Manifold Clustering in the Setting of Generalized Random Dot Product Graphs

John Koo1, Minh Tang2, Michael W. Trosset1


1 Indiana University
2 North Carolina State University

Block Models as Linear GRDPGs

SBM, DCBM, and PABM are generalized random dot product graphs in which the communities correspond to linear structures in the latent space.

GRDPGs with Nonlinear Latent Structure

Manifold Block Model

Let \(p, q \geq 0\), \(d = p + q \geq 1\), \(1 \geq r < d\), \(K \geq 2\), and \(n > K\) be integers. Let \(\mathcal{X} = \{x, y \in \mathbb{R}^d : x^\top I_{p,q} y \in [0, 1]\}\) and define manifolds \(\mathcal{M}_1, ..., \mathcal{M}_K \subset \mathcal{X}\) each by continuous function \(g_k : [0, 1]^r \to \mathcal{X}\). Define probability distribution \(F\) with support \([0, 1]^r\). Then the following mixture model is a manifold block model:

  1. Draw labels \(z_1, ..., z_n \stackrel{\text{iid}}{\sim}\text{Cat}(\alpha_1, ..., \alpha_K)\).
  2. Draw latent vectors by first taking \(t_1,..., t_n \stackrel{\text{iid}}{\sim}F\) and then computing each \(x_i = g_{z_i}(t_i)\).
  3. Compile the latent vectors into data matrix \(X = [ x_1 \mid \cdots \mid x_n ]^\top\) and define the adjacency matrix as \(A \sim \text{GRDPG}_{p,q}(X)\).

\(K\)-Curves Clustering

  1. Compute \(X\), the ASE of \(A\) using the \(p\) most positive and \(q\) most negative eigenvalues and their corresponding eigenvectors.
  2. Initialize community labels \(z_1, ..., z_n\).
  3. While change in the loss function \(L = \sum_k \sum_{i \in C_k} \|x_i - g_k(t_i)\|^2\) is less than \(\epsilon\):
    1. For \(k = 1, ..., K\):
      1. Define \(X_k\) as the rows of \(X\) for which \(z_i = k\).
      2. Fit curve \(g_k\) and positions \(t_{k_i}\) by minimizing \(\sum_{k_i} \|x_{k_i} - g_k(t_{k_i})\|^2\).
    2. For \(k = 1, ..., K\):
      1. Assign \(z_i \leftarrow \arg\min_\ell \|x_i - g_\ell(t_i)\|^2\).

Theorem.
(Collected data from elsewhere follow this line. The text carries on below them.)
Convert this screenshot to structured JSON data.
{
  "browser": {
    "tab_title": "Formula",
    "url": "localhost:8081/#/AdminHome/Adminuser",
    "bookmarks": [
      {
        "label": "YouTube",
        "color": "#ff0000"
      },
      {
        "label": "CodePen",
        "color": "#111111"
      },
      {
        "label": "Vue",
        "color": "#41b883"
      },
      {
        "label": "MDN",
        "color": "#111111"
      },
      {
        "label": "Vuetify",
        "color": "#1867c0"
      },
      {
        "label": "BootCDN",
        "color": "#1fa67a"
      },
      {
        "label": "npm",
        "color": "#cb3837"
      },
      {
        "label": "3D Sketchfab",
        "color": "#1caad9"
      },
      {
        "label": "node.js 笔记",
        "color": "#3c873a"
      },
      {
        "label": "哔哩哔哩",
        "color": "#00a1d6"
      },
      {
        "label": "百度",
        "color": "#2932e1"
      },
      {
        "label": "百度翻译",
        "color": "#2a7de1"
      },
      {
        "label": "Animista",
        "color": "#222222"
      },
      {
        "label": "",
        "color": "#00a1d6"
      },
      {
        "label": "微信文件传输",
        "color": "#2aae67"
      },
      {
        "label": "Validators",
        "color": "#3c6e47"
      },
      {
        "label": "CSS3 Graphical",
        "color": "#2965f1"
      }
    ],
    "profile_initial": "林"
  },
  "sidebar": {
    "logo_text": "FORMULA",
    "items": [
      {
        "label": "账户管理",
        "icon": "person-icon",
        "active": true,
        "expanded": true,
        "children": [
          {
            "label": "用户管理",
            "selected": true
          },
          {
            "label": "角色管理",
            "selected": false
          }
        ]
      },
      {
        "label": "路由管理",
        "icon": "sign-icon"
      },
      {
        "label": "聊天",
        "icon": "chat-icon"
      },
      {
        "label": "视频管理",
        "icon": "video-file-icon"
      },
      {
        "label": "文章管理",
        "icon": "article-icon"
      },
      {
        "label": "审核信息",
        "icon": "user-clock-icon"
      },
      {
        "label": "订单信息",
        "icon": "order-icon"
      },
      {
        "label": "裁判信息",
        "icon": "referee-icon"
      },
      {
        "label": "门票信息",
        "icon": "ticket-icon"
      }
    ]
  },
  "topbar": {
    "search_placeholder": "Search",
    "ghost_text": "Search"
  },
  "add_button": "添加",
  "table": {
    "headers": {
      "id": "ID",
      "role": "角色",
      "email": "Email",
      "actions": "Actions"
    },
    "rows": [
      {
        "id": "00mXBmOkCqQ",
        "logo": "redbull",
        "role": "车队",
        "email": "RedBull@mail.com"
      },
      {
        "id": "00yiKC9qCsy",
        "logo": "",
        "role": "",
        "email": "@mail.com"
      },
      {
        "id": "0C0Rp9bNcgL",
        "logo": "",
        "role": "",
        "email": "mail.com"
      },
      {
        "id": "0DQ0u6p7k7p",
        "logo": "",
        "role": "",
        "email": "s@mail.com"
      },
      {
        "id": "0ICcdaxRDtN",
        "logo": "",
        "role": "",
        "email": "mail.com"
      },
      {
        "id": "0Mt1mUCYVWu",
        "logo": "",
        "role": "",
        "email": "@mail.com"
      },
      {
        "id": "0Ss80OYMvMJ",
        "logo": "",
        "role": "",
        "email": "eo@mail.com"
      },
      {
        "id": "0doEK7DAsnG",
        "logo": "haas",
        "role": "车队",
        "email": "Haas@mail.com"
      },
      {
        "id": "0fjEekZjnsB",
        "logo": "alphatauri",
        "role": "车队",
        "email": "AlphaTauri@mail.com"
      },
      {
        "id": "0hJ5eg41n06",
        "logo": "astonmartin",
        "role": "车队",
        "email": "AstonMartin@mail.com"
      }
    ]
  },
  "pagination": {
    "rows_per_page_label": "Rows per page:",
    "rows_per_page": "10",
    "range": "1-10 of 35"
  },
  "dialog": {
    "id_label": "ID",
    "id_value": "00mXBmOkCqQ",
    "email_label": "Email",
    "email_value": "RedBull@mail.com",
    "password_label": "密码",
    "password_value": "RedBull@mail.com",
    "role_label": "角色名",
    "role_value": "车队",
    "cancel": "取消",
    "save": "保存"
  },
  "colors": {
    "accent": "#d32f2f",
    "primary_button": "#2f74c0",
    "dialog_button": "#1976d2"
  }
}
Let an MBM be such that the manifolds are described as polynomial curves of order \(R\). Suppose that for each community \(k\), we have labels for at least \(R + 1\) vertices. Then \(K\)-curves clustering outputs estimates such that
\[L(\hat{z}_1, ..., \hat{z}_n, \hat{g}_1, ..., \hat{g}_K; A) \stackrel{p}{\to} 0.\]

Simulation

Latent vectors were drawn uniformly on three intersecting quadratic curves in \(\mathbb{R}^3\) (left) to construct a GRDPG (middle). Curves were then fitted to the ASE (right) and embedding vectors were assigned labels based on proximity to the curves.

Conclusion

Block models can be expressed as GRDPGs in which the communities are linear structures in the latent space. We propose the manifold block model to extend this to nonlinear latent structures and the \(K\)-curves clustering algorithm to estimate these structures for community detection.